Father said, “You’re never freer than when you bask in the wide open, under the sun, amidst the trees.”
I’ve tried what you said Father, but the sun and trees have paid no mind. Not even when I shoved a shovel into the earth and stuffed it with lifeless things.
Not even when I lay on the grass under nothing but the sun for hours with disrespectful ease.
Nobody’s watching me.

The blinds behind my bed are broken – they open only partially.
Yet, I feel the warmth that comes from the sun.
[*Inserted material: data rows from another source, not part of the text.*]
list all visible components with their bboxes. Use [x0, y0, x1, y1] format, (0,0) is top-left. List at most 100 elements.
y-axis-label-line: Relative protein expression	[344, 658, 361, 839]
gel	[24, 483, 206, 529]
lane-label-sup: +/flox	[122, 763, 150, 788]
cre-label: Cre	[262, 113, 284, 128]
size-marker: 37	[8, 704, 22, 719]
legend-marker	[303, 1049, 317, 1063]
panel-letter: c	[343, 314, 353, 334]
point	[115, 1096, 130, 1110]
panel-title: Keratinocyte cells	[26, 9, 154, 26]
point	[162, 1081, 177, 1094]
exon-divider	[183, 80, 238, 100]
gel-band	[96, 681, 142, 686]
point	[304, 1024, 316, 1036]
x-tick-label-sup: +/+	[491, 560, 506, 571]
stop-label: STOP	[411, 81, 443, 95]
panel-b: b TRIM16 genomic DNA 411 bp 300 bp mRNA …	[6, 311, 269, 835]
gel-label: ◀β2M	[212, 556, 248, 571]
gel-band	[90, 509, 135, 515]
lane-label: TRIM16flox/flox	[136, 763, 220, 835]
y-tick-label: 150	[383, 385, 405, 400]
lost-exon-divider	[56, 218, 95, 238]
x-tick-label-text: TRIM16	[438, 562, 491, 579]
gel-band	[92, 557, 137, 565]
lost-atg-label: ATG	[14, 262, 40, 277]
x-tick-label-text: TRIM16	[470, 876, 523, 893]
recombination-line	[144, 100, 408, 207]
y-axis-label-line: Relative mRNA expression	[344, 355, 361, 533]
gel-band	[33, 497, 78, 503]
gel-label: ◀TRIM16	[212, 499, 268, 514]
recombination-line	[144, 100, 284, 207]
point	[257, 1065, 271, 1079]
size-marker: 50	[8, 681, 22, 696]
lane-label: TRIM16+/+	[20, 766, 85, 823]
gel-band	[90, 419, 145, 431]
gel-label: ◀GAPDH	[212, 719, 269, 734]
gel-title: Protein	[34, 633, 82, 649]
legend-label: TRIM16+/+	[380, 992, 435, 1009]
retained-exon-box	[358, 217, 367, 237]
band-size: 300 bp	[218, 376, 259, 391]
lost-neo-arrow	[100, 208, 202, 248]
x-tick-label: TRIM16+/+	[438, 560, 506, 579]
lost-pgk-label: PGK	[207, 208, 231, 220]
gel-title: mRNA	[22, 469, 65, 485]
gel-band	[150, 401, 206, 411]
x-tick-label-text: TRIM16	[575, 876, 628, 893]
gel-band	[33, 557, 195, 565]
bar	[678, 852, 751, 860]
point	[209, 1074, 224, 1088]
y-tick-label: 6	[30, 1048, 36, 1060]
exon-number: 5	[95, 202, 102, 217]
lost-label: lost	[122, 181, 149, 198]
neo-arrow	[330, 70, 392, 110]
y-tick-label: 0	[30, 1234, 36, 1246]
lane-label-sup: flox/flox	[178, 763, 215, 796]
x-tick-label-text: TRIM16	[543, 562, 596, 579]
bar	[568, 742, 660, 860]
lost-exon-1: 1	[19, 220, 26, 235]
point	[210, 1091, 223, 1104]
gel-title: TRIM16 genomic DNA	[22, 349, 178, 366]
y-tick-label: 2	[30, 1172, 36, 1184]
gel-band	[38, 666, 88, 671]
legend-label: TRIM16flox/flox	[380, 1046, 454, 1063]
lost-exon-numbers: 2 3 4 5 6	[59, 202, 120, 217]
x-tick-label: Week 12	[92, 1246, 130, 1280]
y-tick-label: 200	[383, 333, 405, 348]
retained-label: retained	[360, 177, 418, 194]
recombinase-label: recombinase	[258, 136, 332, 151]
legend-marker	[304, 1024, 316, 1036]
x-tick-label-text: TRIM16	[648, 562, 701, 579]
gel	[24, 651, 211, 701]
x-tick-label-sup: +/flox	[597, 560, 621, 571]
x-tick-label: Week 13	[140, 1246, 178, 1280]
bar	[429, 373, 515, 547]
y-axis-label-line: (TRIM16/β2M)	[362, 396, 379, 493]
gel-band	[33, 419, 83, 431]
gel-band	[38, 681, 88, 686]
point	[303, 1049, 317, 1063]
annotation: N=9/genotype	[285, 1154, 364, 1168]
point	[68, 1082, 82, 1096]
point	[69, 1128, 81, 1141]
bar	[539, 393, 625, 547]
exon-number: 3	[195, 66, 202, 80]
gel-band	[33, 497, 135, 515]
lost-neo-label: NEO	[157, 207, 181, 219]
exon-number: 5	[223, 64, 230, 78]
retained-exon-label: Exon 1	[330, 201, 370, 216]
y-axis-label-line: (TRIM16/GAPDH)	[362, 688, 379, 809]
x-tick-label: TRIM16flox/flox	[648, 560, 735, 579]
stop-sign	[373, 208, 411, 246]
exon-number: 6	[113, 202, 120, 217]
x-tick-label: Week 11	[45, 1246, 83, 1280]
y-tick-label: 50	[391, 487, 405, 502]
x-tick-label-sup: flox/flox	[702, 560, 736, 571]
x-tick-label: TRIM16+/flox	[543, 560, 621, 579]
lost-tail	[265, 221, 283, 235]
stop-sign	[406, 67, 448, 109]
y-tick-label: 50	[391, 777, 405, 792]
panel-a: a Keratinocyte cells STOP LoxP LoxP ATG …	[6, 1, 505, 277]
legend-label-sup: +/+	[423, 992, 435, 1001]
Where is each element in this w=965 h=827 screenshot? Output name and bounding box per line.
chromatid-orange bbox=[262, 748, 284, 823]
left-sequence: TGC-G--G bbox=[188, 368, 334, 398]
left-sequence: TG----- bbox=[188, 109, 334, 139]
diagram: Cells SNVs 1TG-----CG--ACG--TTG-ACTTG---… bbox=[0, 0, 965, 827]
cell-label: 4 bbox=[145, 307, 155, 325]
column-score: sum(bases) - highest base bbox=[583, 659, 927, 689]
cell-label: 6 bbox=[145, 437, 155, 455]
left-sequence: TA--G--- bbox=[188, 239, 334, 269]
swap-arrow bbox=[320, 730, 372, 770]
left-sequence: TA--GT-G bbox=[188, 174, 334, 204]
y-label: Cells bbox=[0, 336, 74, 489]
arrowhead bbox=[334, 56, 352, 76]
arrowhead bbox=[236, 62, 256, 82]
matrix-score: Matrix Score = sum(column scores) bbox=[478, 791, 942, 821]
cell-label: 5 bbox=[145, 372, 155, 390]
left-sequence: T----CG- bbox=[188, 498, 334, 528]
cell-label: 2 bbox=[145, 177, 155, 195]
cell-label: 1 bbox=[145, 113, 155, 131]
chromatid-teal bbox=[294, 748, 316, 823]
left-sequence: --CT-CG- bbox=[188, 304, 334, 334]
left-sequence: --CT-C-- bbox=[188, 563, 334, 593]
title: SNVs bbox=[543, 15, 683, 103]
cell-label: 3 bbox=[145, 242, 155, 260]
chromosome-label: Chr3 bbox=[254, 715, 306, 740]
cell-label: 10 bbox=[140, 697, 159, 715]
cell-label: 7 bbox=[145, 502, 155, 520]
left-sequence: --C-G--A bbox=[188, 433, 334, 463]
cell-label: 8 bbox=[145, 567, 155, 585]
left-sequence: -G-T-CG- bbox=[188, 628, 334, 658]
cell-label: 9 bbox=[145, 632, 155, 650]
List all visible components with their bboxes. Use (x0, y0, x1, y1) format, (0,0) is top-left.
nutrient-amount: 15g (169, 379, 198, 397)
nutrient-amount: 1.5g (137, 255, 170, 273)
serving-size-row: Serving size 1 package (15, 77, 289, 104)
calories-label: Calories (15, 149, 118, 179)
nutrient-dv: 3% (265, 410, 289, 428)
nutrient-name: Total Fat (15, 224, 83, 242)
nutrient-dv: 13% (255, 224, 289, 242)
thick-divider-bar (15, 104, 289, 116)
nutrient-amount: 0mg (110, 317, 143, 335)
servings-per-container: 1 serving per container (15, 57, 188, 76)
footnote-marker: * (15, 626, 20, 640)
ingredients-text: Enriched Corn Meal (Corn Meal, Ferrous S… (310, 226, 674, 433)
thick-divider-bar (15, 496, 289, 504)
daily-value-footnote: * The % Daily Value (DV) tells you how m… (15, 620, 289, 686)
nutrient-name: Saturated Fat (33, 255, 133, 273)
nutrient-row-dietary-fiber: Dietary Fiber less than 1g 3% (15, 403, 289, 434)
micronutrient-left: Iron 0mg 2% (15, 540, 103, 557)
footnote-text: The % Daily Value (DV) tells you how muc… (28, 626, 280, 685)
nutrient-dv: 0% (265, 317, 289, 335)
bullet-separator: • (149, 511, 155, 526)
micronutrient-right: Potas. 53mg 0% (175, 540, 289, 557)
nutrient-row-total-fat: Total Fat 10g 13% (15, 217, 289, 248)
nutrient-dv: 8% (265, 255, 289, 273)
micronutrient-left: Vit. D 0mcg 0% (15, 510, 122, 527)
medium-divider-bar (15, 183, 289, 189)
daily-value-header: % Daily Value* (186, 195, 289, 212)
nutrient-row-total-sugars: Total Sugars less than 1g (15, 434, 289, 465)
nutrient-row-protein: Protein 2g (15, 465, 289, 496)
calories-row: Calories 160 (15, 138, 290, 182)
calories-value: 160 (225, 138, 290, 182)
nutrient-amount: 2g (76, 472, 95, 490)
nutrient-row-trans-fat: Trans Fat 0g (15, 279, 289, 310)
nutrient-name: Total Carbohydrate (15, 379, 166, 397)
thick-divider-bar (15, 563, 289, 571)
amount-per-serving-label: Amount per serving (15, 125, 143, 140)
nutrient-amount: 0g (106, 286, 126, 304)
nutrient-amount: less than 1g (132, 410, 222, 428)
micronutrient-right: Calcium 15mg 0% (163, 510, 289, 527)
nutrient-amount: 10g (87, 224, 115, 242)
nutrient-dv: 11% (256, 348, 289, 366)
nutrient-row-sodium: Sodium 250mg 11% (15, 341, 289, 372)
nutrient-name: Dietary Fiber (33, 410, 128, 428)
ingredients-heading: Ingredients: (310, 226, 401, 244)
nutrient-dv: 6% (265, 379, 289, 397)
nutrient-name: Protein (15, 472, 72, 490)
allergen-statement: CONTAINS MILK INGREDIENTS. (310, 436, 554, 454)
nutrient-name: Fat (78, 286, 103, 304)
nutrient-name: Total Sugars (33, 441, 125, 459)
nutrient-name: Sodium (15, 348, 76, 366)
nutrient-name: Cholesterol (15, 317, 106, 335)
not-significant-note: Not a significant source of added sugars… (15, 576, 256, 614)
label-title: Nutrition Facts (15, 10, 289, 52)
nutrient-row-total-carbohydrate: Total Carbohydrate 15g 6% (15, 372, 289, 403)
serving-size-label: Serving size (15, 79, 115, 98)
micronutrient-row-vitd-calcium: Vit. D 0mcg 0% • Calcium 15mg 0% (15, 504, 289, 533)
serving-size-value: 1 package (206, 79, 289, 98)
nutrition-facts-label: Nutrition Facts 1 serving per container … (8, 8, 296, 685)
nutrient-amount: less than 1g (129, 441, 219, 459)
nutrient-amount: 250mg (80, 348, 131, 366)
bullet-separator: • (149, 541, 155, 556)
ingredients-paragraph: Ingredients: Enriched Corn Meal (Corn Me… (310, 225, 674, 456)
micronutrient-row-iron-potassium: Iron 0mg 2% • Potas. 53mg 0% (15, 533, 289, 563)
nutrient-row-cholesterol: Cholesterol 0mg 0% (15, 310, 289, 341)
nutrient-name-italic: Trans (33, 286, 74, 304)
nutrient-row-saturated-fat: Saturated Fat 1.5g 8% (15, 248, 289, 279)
I have felt it sporadically
since – I remember – burning my cheeks and eyes through the first-grade window.
I sit in this bedroom as I have for dozens of seasons,
rise to the same clamor of dishes, answer to the same holler of my name through an open or closed hallway door.
Nobody’s watching me.

The doors, windows and floors filter the voices and faces
so that what I fear most – losing you – has always already been.
In the design.

1 Comment (+add yours?)

  1. Tina V. Cabrera
    Jan 19, 2012 @ 09:05:29

    What got me going on this poem – at least the first line – is that I’ve been watching a documentary series on the Impressionists of the late 19th century, and in particular the part on Toulouse Latrec. Apparently, his father had told him that he’d only be free if he ran about in the open of nature, but ironically he would never be able to due to his birth defect and accident which ruined his hip and legs. I kept thinking about this, and there my poem began.